3. Web Page caching: During the spike time, we can store full/fragmented pages and serve them through cache.
4. Counter / Id Generation: When we have a set of relational data and we want to generate a unique id for such data then we can fetch in cache and work with such data at scale. Click here to read a paper on the same.
5. Speeding up RDBMS: RDBMS becomes slower when working with millions of rows. Storing unnecessary or historical data for a longer duration can make indexing slow. In this scenario, we can cache the select queries and invalid them after some period of time. Many RDBMS comes with their own internal caching but that is limited by memory so it is better to use an external system for such caching.
6. In-Memory Data Lookup: Cache can be used to store information like static data, responses, historical data, or any other data depending on your use case. It can be used in dynamic problem solutions.
Cache Data Types
1. Object store: It is suitable for unmodifiable data such as database result sets, HTTP responses, rendered Html Pages, etc.
2. Key-Value Store: The data is stored as simple key-value pairs. This is supported by any cache providers.
3. Native data structure cache: It allows storing and retrieving data from natively supported Data Structures.
4. In-Memory caching: This is suitable for key-value storage or object stored in memory and to be accessible by the same node. If your app instances are running on various nodes and requiring the same data this will lead to cache duplication.
5. Static File Cache: This type of cache is suitable for storing static files such as images, GIFs, CSS, JS files.
Single Node (In-Process) Caching
This is useful for non-distributed standalone systems. Here the app itself is responsible for instantiating and managing its own 3rd party cache objects.
One of the common use cases for such caching is — creating a cached object pool for the most recently used network connection, caching database entities.
Also, this can be used when working with standalone mobile and web apps where we want to temporarily store some data which we get from our APIs or static files like images, CSS, JS, etc. This may also be used as a way to share already created objects between various methods in the backend.

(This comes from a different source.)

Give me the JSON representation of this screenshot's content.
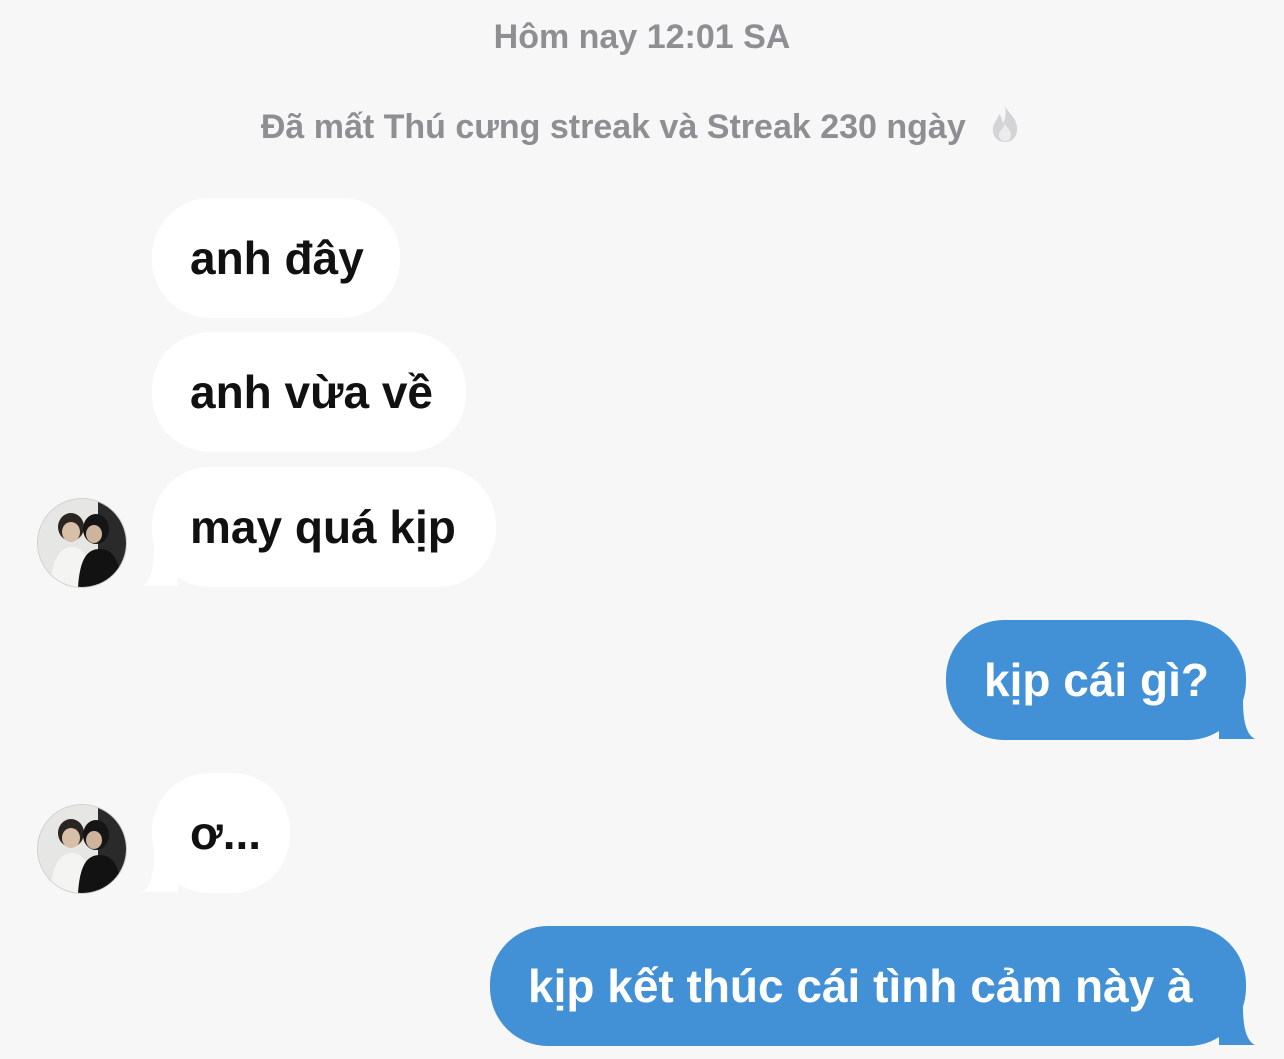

Here the data is locally available so it is easy to maintain and is incredibly fast but the node memory can be consumed up by cache when the size grows and if multiple app relies on the same set of data then there is cache data duplication.
When we have to scale our app to millions of request per minute then we deal with huge amounts of data which cannot be handled by a single node. We need several machines clusters and several such clusters to scale our application to this scale. For any good distributed caching solution, it must meet the below-mentioned requirements:
Availability: High availability is very important, depending on the use case it might be okay to get stale data but unavailability is not desirable. Cache needs to be available at all times even where the data center is not operating or there is some natural calamity.

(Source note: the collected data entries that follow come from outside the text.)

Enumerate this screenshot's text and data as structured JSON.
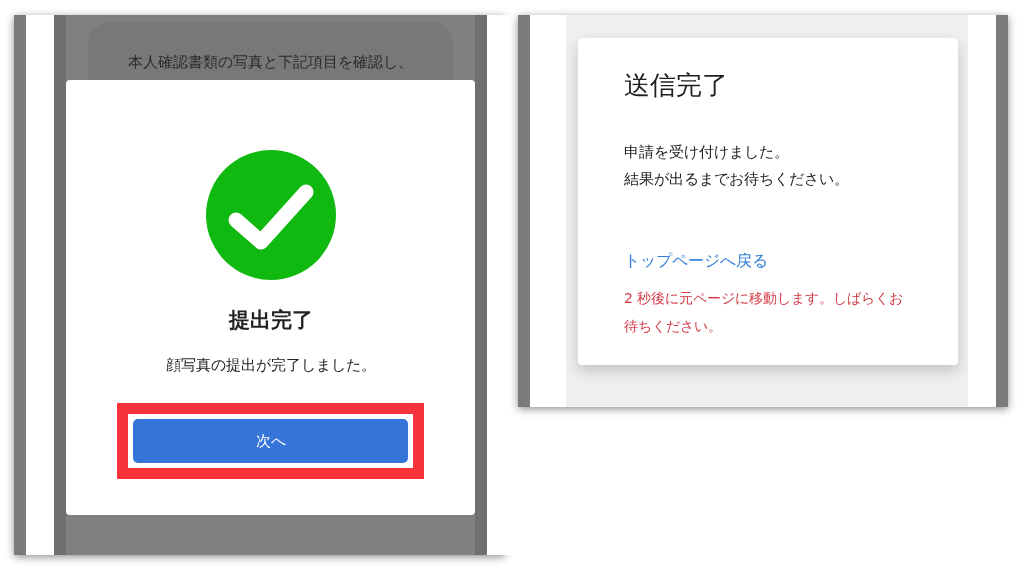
{
  "left_screen": {
    "background_card": {
      "text": "本人確認書類の写真と下記項目を確認し、"
    },
    "modal": {
      "title": "提出完了",
      "message": "顔写真の提出が完了しました。",
      "button": {
        "label": "次へ",
        "highlighted": true
      }
    }
  },
  "right_screen": {
    "card": {
      "title": "送信完了",
      "message_lines": [
        "申請を受け付けました。",
        "結果が出るまでお待ちください。"
      ],
      "link": "トップページへ戻る",
      "notice": "2 秒後に元ページに移動します。しばらくお待ちください。"
    }
  }
}
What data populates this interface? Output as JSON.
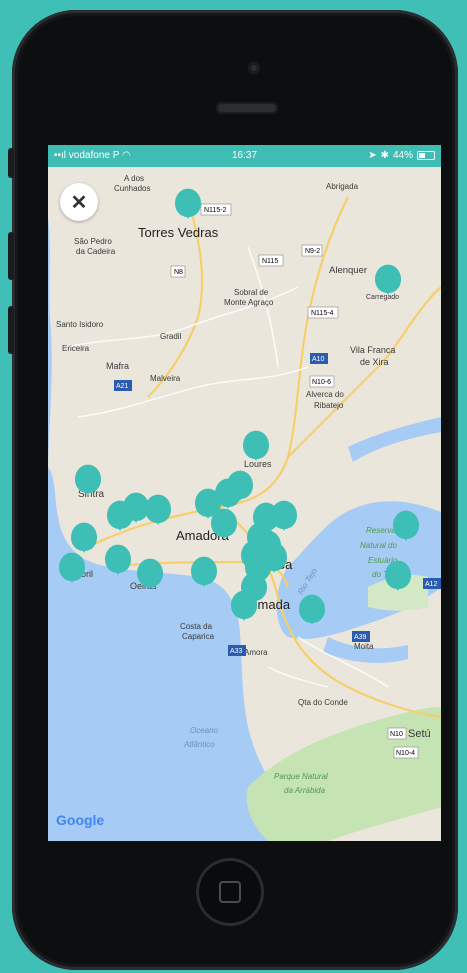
{
  "status_bar": {
    "carrier": "vodafone P",
    "time": "16:37",
    "battery": "44%"
  },
  "close_button": {
    "label": "✕"
  },
  "map": {
    "places": {
      "a_dos_cunhados_1": "A dos",
      "a_dos_cunhados_2": "Cunhados",
      "torres_vedras": "Torres Vedras",
      "sao_pedro_1": "São Pedro",
      "sao_pedro_2": "da Cadeira",
      "abrigada": "Abrigada",
      "alenquer": "Alenquer",
      "carregado": "Carregado",
      "sobral_1": "Sobral de",
      "sobral_2": "Monte Agraço",
      "santo_isidoro": "Santo Isidoro",
      "ericeira": "Ericeira",
      "gradil": "Gradil",
      "mafra": "Mafra",
      "malveira": "Malveira",
      "vila_franca_1": "Vila Franca",
      "vila_franca_2": "de Xira",
      "alverca_1": "Alverca do",
      "alverca_2": "Ribatejo",
      "loures": "Loures",
      "sintra": "Sintra",
      "amadora": "Amadora",
      "lisboa": "Lisboa",
      "estoril": "Estoril",
      "oeiras": "Oeiras",
      "almada": "Almada",
      "costa_1": "Costa da",
      "costa_2": "Caparica",
      "amora": "Amora",
      "moita": "Moita",
      "quinta_conde": "Qta do Conde",
      "setubal": "Setú",
      "reserva_1": "Reserva",
      "reserva_2": "Natural do",
      "reserva_3": "Estuário",
      "reserva_4": "do Tejo",
      "rio_tejo": "Rio Tejo",
      "oceano_1": "Oceano",
      "oceano_2": "Atlântico",
      "arrabida_1": "Parque Natural",
      "arrabida_2": "da Arrábida"
    },
    "roads": {
      "n115_2": "N115-2",
      "n8": "N8",
      "n115": "N115",
      "n9_2": "N9-2",
      "n115_4": "N115-4",
      "a10": "A10",
      "n10_6": "N10-6",
      "a21": "A21",
      "a39": "A39",
      "a33": "A33",
      "n10": "N10",
      "a12": "A12",
      "n10_4": "N10-4"
    },
    "google_logo": "Google"
  },
  "colors": {
    "background": "#3fbfb5",
    "pin": "#3dbfb5",
    "water": "#a6cbf5",
    "land": "#eae6dc",
    "park": "#c6e3b3"
  }
}
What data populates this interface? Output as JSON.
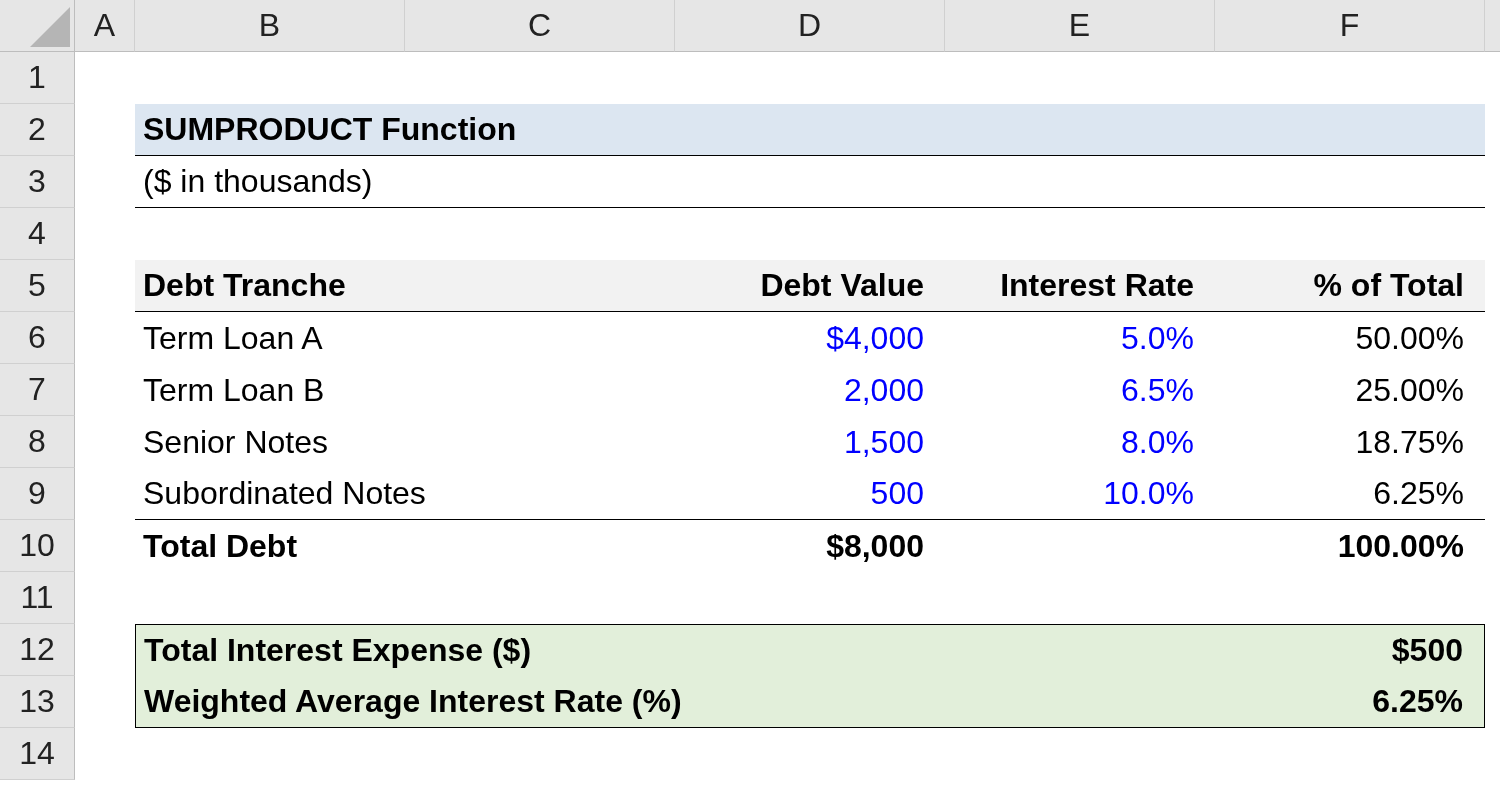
{
  "column_headers": [
    "A",
    "B",
    "C",
    "D",
    "E",
    "F"
  ],
  "row_numbers": [
    "1",
    "2",
    "3",
    "4",
    "5",
    "6",
    "7",
    "8",
    "9",
    "10",
    "11",
    "12",
    "13",
    "14"
  ],
  "title": "SUMPRODUCT Function",
  "subtitle": "($ in thousands)",
  "table": {
    "columns": [
      {
        "label": "Debt Tranche",
        "kind": "label"
      },
      {
        "label": "Debt Value",
        "kind": "input"
      },
      {
        "label": "Interest Rate",
        "kind": "input"
      },
      {
        "label": "% of Total",
        "kind": "formula"
      }
    ],
    "rows": [
      {
        "cells": [
          "Term Loan A",
          "$4,000",
          "5.0%",
          "50.00%"
        ]
      },
      {
        "cells": [
          "Term Loan B",
          "2,000",
          "6.5%",
          "25.00%"
        ]
      },
      {
        "cells": [
          "Senior Notes",
          "1,500",
          "8.0%",
          "18.75%"
        ]
      },
      {
        "cells": [
          "Subordinated Notes",
          "500",
          "10.0%",
          "6.25%"
        ]
      }
    ],
    "total": {
      "cells": [
        "Total Debt",
        "$8,000",
        "",
        "100.00%"
      ]
    }
  },
  "summary": [
    {
      "label": "Total Interest Expense ($)",
      "value": "$500"
    },
    {
      "label": "Weighted Average Interest Rate (%)",
      "value": "6.25%"
    }
  ]
}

Manageability: It should be easy to deploy, monitor, and use the provided dashboard, and should provide real time metrics that can be used by SREs
Scalability: The system should deliver a steady performance even under load. The distributed cache system must be able to elastically grow up and down.

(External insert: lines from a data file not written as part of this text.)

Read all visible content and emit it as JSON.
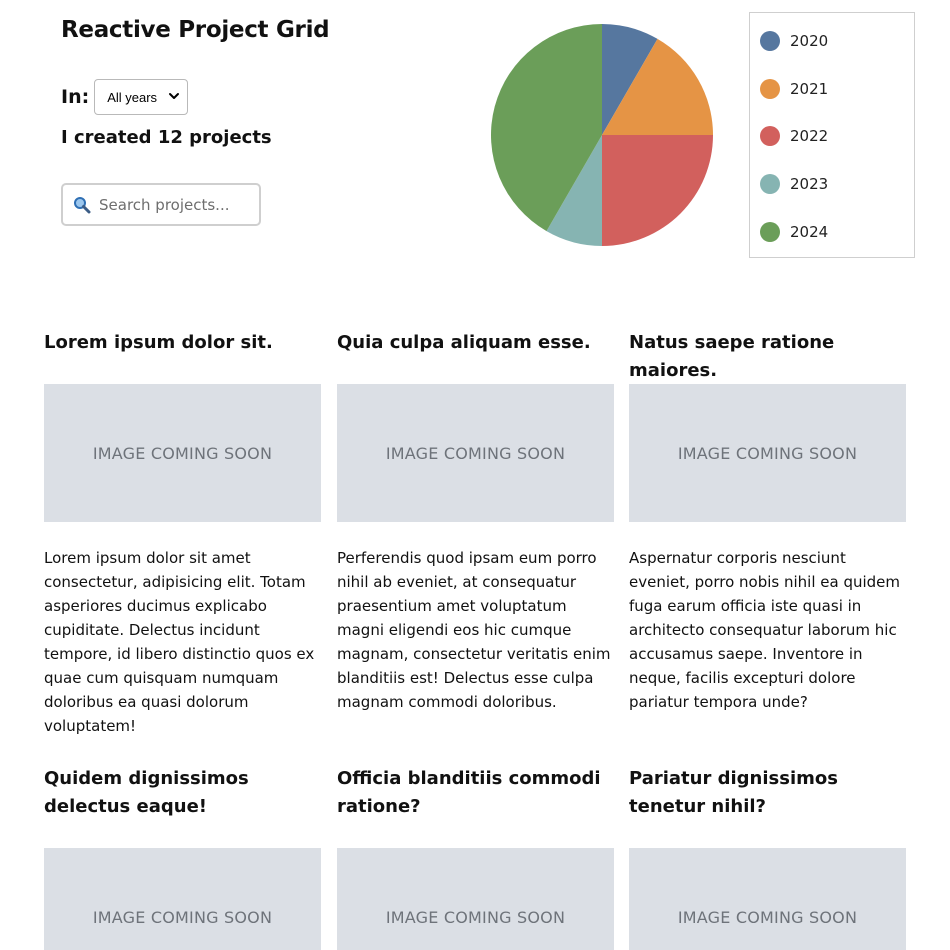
{
  "header": {
    "title": "Reactive Project Grid",
    "filter_label": "In:",
    "year_select_value": "All years",
    "project_count_text": "I created 12 projects",
    "search_placeholder": "Search projects..."
  },
  "chart_data": {
    "type": "pie",
    "slices": [
      {
        "label": "2020",
        "value": 1,
        "color": "#56779f"
      },
      {
        "label": "2021",
        "value": 2,
        "color": "#e59445"
      },
      {
        "label": "2022",
        "value": 3,
        "color": "#d2605d"
      },
      {
        "label": "2023",
        "value": 1,
        "color": "#86b4b2"
      },
      {
        "label": "2024",
        "value": 5,
        "color": "#6b9e59"
      }
    ],
    "legend_position": "right"
  },
  "projects": [
    {
      "title": "Lorem ipsum dolor sit.",
      "image_text": "IMAGE COMING SOON",
      "description": "Lorem ipsum dolor sit amet consectetur, adipisicing elit. Totam asperiores ducimus explicabo cupiditate. Delectus incidunt tempore, id libero distinctio quos ex quae cum quisquam numquam doloribus ea quasi dolorum voluptatem!"
    },
    {
      "title": "Quia culpa aliquam esse.",
      "image_text": "IMAGE COMING SOON",
      "description": "Perferendis quod ipsam eum porro nihil ab eveniet, at consequatur praesentium amet voluptatum magni eligendi eos hic cumque magnam, consectetur veritatis enim blanditiis est! Delectus esse culpa magnam commodi doloribus."
    },
    {
      "title": "Natus saepe ratione maiores.",
      "image_text": "IMAGE COMING SOON",
      "description": "Aspernatur corporis nesciunt eveniet, porro nobis nihil ea quidem fuga earum officia iste quasi in architecto consequatur laborum hic accusamus saepe. Inventore in neque, facilis excepturi dolore pariatur tempora unde?"
    },
    {
      "title": "Quidem dignissimos delectus eaque!",
      "image_text": "IMAGE COMING SOON",
      "description": ""
    },
    {
      "title": "Officia blanditiis commodi ratione?",
      "image_text": "IMAGE COMING SOON",
      "description": ""
    },
    {
      "title": "Pariatur dignissimos tenetur nihil?",
      "image_text": "IMAGE COMING SOON",
      "description": ""
    }
  ]
}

Affordability: Cost is always an important part of the decision, this includes both upfront cost and all ongoing costs as well. The evaluation should be based on the total cost of ownership (License, Services, maintenance, hardware, and support).
Simplicity: It is also an important considering, as adding a new cache to our existing deployment should not add any complexity to the solution.
Performance: the cache should be able to meet the required throughput at all times for read and write operations.
Caching is very easy to understand, simple to implement and results are always breathtaking. I am more a friend of Redis than Memcached because of extra DB features provided by Redis like persistence, built-in data structures like lists and sets. In the next part, we will compare in detail various Caching solutions available.